Rechtbank Noord-Holland, 04-07-2024, ECLI:NL:RBNHO:2024:6906, HAA 24/2565, HAA 24/2709, HAA 24/2662, HAA 2642, HAA 24/2641, HAA 24/2638 en HAA 24/2762
Rechtbank Noord-Holland, 04-07-2024, ECLI:NL:RBNHO:2024:6906, HAA 24/2565, HAA 24/2709, HAA 24/2662, HAA 2642, HAA 24/2641, HAA 24/2638 en HAA 24/2762
Gegevens
- Instantie
- Rechtbank Noord-Holland
- Datum uitspraak
- 4 juli 2024
- Datum publicatie
- 9 juli 2024
- ECLI
- ECLI:NL:RBNHO:2024:6906
- Zaaknummer
- HAA 24/2565, HAA 24/2709, HAA 24/2662, HAA 2642, HAA 24/2641, HAA 24/2638 en HAA 24/2762
Inhoudsindicatie
Vovo afgewezen. Van een voldoende spoedeisend belang is geen sprake als het resultaat dat met het indienen van een verzoek om een voorlopige voorziening wordt nagestreefd daarmee niet daadwerkelijk (meer) kan worden bereikt. Met het bestreden besluit is weliswaar een omgevingsvergunning verleend voor het realiseren van een mestsilo, maar het bouwplan is inmiddels hangende de bezwaarprocedure door vergunninghoudster gewijzigd. De voorzieningenrechter komt tot het voorlopige oordeel dat de mestsilo in de gewijzigde opzet onder de Omgevingswet omgevingsvergunningvrij kan worden uitgevoerd. Voor een belangenafweging is dan geen ruimte. Evenmin is er een verplichting tot participatie. Gelet hierop heeft een schorsing van de verleende omgevingsvergunning geen feitelijke betekenis, omdat daarmee de bouw van de mestsilo niet voorkomen kan worden. De voorzieningenrechter komt daarom niet toe aan een inhoudelijke bespreking van de bezwaargronden, die met de verleende omgevingsvergunning te maken hebben. Dat geldt ook in het bijzonder voor de vraag of vergunninghoudster wel of niet bevoegd was om de aanvraag voor een omgevingsvergunning in te dienen.
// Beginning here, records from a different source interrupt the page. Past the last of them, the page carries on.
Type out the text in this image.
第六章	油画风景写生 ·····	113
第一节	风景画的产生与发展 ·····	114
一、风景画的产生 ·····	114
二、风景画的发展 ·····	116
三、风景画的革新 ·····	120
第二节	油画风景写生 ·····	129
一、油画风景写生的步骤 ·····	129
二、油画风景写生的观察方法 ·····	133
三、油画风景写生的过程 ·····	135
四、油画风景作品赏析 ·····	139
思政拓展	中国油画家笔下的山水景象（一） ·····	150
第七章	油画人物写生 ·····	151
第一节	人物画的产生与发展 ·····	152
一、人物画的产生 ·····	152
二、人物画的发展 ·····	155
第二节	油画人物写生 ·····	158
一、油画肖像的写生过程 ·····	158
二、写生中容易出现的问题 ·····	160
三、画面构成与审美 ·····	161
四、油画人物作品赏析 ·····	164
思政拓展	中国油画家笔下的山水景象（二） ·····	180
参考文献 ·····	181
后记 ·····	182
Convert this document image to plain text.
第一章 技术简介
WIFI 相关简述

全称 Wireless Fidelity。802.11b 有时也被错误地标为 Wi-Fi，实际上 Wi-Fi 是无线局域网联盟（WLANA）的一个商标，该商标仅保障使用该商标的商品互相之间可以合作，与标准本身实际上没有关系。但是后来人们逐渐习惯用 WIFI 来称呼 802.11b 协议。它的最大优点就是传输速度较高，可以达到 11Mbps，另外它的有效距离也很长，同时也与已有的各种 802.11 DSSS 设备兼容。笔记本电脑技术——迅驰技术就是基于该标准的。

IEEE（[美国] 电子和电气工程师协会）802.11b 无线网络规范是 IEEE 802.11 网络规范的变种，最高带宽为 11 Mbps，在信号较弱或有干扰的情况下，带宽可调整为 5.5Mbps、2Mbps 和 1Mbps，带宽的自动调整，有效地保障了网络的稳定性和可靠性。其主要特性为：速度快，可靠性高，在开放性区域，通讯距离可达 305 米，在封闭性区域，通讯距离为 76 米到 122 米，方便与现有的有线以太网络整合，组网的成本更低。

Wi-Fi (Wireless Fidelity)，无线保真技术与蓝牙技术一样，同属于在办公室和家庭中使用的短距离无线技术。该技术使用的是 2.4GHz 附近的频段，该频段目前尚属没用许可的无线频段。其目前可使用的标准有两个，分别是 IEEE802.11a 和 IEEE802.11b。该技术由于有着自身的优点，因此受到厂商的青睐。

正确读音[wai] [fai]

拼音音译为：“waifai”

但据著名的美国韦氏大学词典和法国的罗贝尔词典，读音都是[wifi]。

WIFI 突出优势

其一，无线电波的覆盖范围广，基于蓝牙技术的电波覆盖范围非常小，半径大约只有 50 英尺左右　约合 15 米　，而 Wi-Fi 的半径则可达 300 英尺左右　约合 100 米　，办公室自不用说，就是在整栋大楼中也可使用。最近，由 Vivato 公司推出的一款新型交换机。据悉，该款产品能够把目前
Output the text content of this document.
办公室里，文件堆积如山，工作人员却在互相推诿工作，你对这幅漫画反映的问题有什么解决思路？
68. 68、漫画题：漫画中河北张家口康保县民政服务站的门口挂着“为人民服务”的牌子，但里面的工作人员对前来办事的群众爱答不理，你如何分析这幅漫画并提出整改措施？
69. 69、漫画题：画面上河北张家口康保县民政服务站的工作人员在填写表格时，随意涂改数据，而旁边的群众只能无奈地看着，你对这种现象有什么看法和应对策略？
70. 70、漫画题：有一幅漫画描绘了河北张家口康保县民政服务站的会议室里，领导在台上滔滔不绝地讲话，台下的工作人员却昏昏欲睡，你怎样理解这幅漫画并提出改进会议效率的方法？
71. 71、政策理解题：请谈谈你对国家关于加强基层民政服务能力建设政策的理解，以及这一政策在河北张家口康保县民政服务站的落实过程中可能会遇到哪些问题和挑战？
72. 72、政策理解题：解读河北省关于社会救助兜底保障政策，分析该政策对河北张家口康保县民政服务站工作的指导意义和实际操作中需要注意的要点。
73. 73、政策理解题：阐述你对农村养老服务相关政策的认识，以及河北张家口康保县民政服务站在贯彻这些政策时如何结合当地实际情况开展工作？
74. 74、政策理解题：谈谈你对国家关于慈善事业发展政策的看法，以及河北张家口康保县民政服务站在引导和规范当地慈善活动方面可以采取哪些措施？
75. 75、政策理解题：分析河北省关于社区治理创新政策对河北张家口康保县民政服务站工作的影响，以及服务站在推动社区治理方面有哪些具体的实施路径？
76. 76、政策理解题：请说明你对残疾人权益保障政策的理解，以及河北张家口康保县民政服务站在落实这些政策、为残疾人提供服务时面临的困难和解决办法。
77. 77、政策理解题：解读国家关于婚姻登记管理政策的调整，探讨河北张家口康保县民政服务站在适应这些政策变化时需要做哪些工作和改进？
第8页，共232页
Of er een privaatrechtelijke belemmering in de weg staat aan realisering van een omgevingsvergunningvrij bouwplan is aan de civiele rechter om te beoordelen en niet aan de bestuursrechter.
Uitspraak
RECHTBANK NOORD-HOLLAND
Zittingsplaats Haarlem
Bestuursrecht
zaaknummers: HAA 24/2565, HAA 24/2709, HAA 24/2662, HAA 2642, HAA 24/2641, HAA 24/2638 en HAA 24/2762
[verzoeker 1] en [verzoeker 2] , verzoekers 1,
[verzoeker 3] en [verzoeker 4], verzoekers 2,
[verzoeker 5] en [verzoeker 6], verzoekers 3,
[verzoeker 7] en [verzoeker 8], verzoekers 4,
[verzoeker 9] en [verzoeker 10], verzoekers 5,
[verzoeker 11] en [verzoeker 12], verzoekers 6, en
[verzoeker 13] en [verzoeker 14], verzoekers 7
hierna ook: verzoekers
allen uit Barsingerhorn/Wieringerwaard,
en
het college van burgemeester en wethouders van de gemeente Hollands Kroon, het college
(gemachtigde: B. van Yperen).
Als derde-partij neemt aan de zaken deel: [vergunninghoudster] uit Nistelrode , vergunninghoudster
(gemachtigde: mr. W. Koster)
Inleiding
1. In deze uitspraak beslist de voorzieningenrechter op de verzoeken om voorlopige voorzieningen van verzoekers tegen de verlening van een omgevingsvergunning voor het oprichten van een mestsilo op het perceel [perceel] in Wieringerwaard.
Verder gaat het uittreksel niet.